At the international level, programs have been established to promote the active involvement of local people in environmental protection efforts (Artigas et al., 2014), but it is still necessary to foster interactions among stakeholders to encourage engagement in participatory processes whose outcomes must be monitored and supported with legal backing. Current and future management efforts in the BSMR coastal lagoon system and similar regions should also consider adopting integrated coastal management programs that rely on dynamic decision-making to ensure the sustainable use, development, and protection of coastal and marine areas and their resources (Cisin-Sain & Kenecht, 1998).

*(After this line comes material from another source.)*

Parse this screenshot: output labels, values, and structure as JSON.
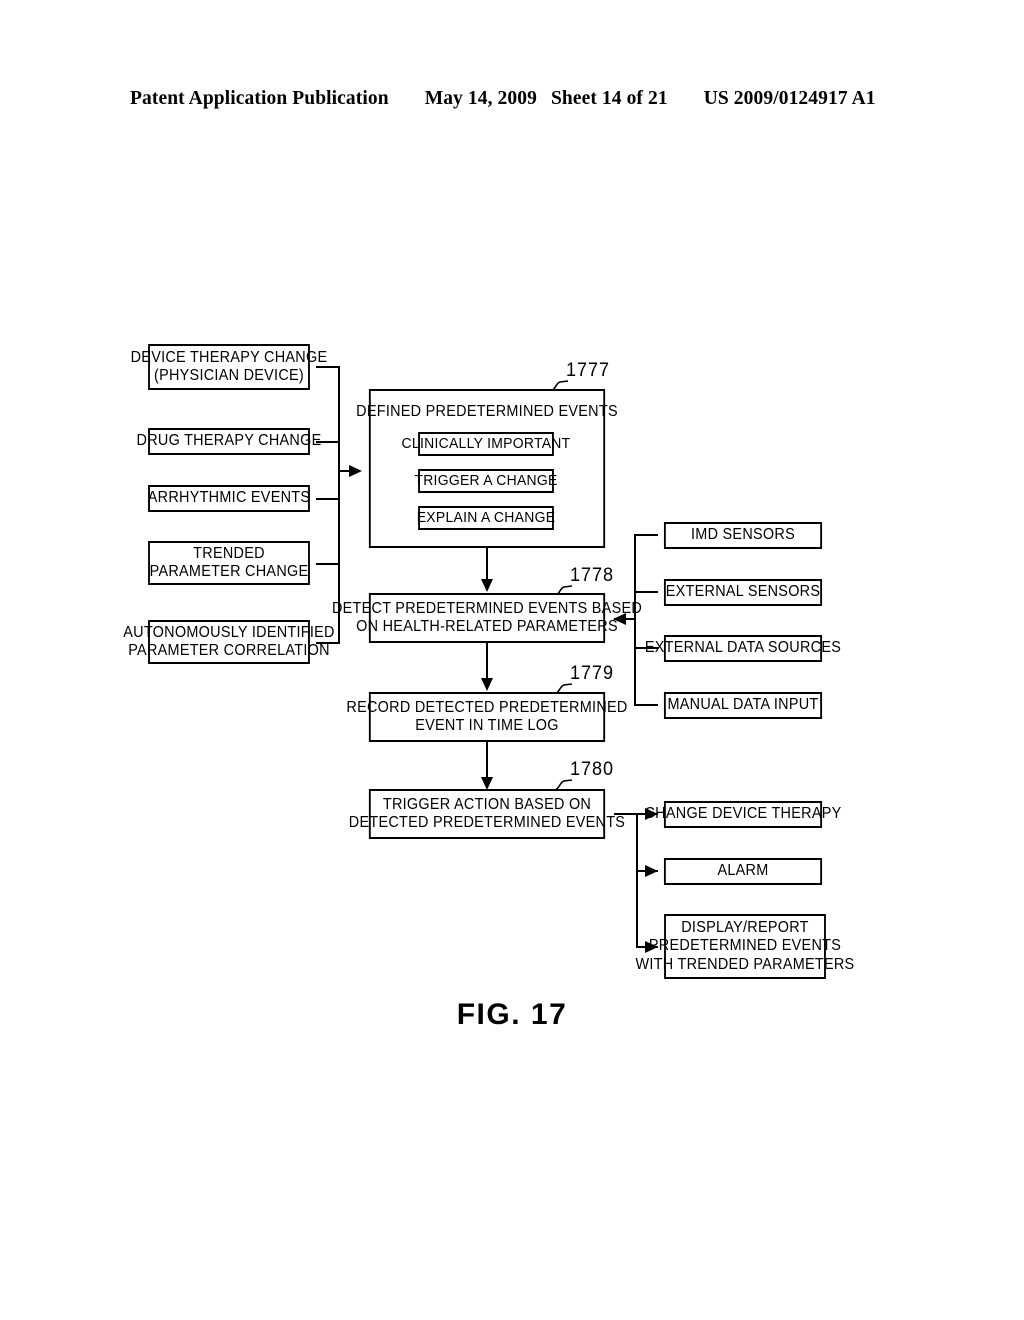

Given the changes in the coastal landscape of the BSMR region, restoration strategies that ensure the coexistence of natural and artificial wetlands are needed. While a recovery of the saltmarshes is unlikely, coastal wetland conservation and land-use planning in the BSMR region may prevent further LULCC in this important wetland system. Likewise, interventions are required that restore hydrological flows and that manage tidal activity and freshwater runoff to safeguard the ecological functioning of the remaining saltmarshes and extended wetland network and their ecosystem services. According to Berlanga et al. (2011b), these interventions should be made over the linear infrastructure (e.g., roads and canals) rather than the shrimp farms themselves. In addition, the regulation of economic activities at the regional level is necessary, as the BSMR coastal wetlands are located in the lower portion of an anthropized basin with more than 60% of its surface affected by LULCC (García, 2005). Management proposals must also consider pollution and wastewater from productive activities and human settlements. In doing so, nutrient loads and eutrophication may be reduced.